Clinically, infection is often asymptomatic.  Purely intestinal infection may cause mild to severe abdominal symptoms.  Adult females in the small intestinal mucosa may cause mild to severe inflammation.  In autoinfective cycles, migrating larvae may cause serpiginous skin lesions (larva currens), especially around buttocks, or lung inflammation.  Opportunistic behavior in immunocompromised hosts with hyperinfection may result in wide dissemination to extraintestinal organs, including the central nervous system, pulmonary hemorrhages, sepsis, and death.  Inflammation and necrosis may occur in any organ and intestinal perforation may occur.  Predisposing factors include malnutrition, corticosteroid therapy, malignancy, and HTLV-1 (but not HIV) infection.  Patients with strongyloides hyperinfection may have eosinophilia in the early stages of disseminated disease, but are most often eosinopenic by the time of clinical presentation.

In Peru 86% of patients who present with strongyloides hyperinfection are HTLV-1 positive [Am J Trop Med Hyg. 1999 Jan;60(1):146-9].  The prevalence of HTLV-1 in South America is generally underappreciated, normally being associated with Japanese and Caribbean populations.  In Perú, the disease is highly endemic (2-3% seropositivity) in Andean areas of the country in Quechua populations who have had no contact with Japanese immigrants to the country.  Other South American countries with significant rates of HTLV-1 include Brazil, Colombia, and Ecuador.  We have seen over 800 infected families to date at the Tropical Medicine Institute in Lima.

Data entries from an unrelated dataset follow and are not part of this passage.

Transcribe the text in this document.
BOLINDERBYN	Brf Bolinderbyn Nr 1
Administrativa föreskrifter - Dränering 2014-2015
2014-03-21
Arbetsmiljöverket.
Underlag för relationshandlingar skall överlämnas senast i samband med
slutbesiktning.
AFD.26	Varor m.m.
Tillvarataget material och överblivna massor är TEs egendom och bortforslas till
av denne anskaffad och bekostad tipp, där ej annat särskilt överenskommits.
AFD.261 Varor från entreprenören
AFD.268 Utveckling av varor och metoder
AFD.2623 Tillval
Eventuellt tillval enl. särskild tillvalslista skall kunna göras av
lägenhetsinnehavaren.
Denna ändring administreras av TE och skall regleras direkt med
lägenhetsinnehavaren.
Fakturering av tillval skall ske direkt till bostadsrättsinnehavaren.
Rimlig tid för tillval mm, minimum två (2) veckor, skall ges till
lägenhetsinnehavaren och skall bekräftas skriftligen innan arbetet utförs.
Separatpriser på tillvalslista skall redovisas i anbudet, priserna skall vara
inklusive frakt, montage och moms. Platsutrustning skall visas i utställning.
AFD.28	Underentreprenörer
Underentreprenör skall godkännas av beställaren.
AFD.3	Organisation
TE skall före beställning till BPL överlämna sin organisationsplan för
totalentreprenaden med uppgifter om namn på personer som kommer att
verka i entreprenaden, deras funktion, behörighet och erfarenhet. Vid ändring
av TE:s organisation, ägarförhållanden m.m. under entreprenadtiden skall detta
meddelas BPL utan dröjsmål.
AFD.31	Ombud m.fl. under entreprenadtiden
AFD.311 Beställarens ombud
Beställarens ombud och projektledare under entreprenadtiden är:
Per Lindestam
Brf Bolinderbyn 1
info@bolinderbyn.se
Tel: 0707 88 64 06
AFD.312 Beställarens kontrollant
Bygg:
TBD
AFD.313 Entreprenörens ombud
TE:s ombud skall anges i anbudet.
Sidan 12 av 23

There are only a small number of case reports in the literature of massive gastrointestinal bleeding due to strongyloidiasis.  This may be due to the difficulty in proving cause and effect in patients who often have concomitant chronic underlying severe disease of a number of etiologies or are on corticosteroid therapy.  Our patient was young, not on any current or recent medication, and had no underlying serious disease.

While the demonstration of larvae in stools is often difficult in simple intestinal infection, in hyperinfection countless larvae are easily demonstrated.  Sputum and other body fluids may be positive as well.  Fecal culture may be necessary.  The distribution of strongyloides is worldwide, but is especially common in Southeast Asia and moist forested areas of the Amazon basin.  In the US there is an endemic focus in Appalachia.

Our patient was treated with IV fluids and transfusion.  Ivermectin was administered for two days and no bleeding has been observed since admission.  Nausea and epigastric pain resolved, and complete oral intake was resumed after six days.